Their version of hard, isn't my version of hard, and mine isn't going to be yours.
Buuuuut if I could give one piece of advice to any prospective missionary out there it would be: pray that your mission is hard.
Pray that your mission at some point just beats you and you feel like you can't keep going and you question everything.
I hope you pray that your mission utterly breaks you.
Breaks the person you were and reshapes and builds you into the child of God you are. And because of that, I hope you discover the atonement in a way you had never accessed before.
I'm not saying to go looking for hardship. Best believe I'm still afraid to pray for patience.
But how blessed are we that in our darkest realms of our evermore harrowing sorrows, when we feel like we must have reached our limit of pain and we simply cannot endure any longer, we cry out and Someone is there to relieve us.
One who will succor us.
One who had never done wrong, or caused any ill.
One who was completely, supremely perfect.
One who when He cried out during His realms of sorrow, none were with Him.
Do we ever stop to think that our sufferings are sacred? That they are glimpses of the very act that saved us from our sufferings? That they are opportunities given to us so we, even for a moment, can understand what He did for us?
I believe Heavenly Father doesn't want us to just suffer though.
He's not looking down at us from Heaven going, "Heh heh heh. Suckas."
He desires us to have happiness in this life and joy throughout all eternity.

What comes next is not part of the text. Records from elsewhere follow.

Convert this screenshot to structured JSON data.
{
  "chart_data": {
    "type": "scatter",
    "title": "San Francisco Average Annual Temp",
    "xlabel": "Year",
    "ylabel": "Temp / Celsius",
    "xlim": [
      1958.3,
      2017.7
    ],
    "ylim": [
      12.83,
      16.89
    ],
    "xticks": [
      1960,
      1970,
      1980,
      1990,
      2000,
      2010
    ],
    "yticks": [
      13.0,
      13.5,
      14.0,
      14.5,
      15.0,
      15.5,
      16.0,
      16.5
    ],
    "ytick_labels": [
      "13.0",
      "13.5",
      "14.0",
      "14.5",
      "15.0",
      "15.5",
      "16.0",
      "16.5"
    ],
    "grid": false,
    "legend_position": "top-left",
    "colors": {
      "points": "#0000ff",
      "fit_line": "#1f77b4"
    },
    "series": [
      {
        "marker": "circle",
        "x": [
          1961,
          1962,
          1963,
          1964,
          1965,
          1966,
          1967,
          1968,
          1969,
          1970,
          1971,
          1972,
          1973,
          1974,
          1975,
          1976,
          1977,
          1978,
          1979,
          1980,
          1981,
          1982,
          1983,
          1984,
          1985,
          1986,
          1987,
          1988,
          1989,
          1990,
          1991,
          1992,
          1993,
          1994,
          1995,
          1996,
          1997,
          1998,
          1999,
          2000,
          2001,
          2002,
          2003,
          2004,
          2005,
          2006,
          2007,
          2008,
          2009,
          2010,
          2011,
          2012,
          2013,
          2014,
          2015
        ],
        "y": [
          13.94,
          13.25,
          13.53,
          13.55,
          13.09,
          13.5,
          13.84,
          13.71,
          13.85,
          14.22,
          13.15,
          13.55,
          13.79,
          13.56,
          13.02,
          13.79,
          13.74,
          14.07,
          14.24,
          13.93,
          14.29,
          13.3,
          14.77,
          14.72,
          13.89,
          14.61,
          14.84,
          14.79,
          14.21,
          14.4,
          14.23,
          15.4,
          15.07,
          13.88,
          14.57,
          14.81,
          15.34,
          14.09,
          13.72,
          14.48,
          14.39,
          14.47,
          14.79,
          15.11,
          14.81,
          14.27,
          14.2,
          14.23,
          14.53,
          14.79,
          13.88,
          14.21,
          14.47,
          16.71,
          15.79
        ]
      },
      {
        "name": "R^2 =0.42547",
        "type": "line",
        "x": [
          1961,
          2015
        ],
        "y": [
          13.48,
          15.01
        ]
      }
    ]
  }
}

And if opposition really is in all things, doesn't that mean that when we are amidst pain we didn't think possible, that also means doors of joy once locked have become opened to us?
I think that deserves a congratulations to whoever, right now, is dealing with trials they feel they can't survive. Your capacity to love and be happy just widened because of that pain you were called to bear.
This is life eternal! This is the journey of becoming like God!
One of my favorite, and I feel the most real, scriptures in The Book of Mormon is found in Alma 31:38, "Yea, and he also gave them strength that they should suffer no manner of afflictions, save it were swallowed up in the joy of Christ."
There is no period after the word "afflictions."
God won't just take away our afflictions. If he were to never let us suffer, we would never know Christ and if we never knew Christ, we could never inherit eternal life. John 17:3.
How wonderful the promise that we will suffer and that with that suffering, comes joy as we turn to Christ. Aaaand in turn, we become like Him.
It's really a win-win situation right there.
So again, to the prospective missionary, I hope your mission is hard! I hope you have no choice but to rely on the atonement. I hope you come to know the Savior better than you already do. I can promise you, just like those missionaries told me, you will love it, the miraclesare worth it, and you will never, ever regret it.
But, when it does get hard, the kind of hard that will be uniquely catered to you, and you ask the Father, "Why?" Just remember that someone a lot greater than us already asked that question a long time ago. And though none were with Him and He was left completely forsaken, you won't be.
In fact, it is because of His stripes we are healed.
It is because of exquisite suffering, there is also everlasting, redeeming joy.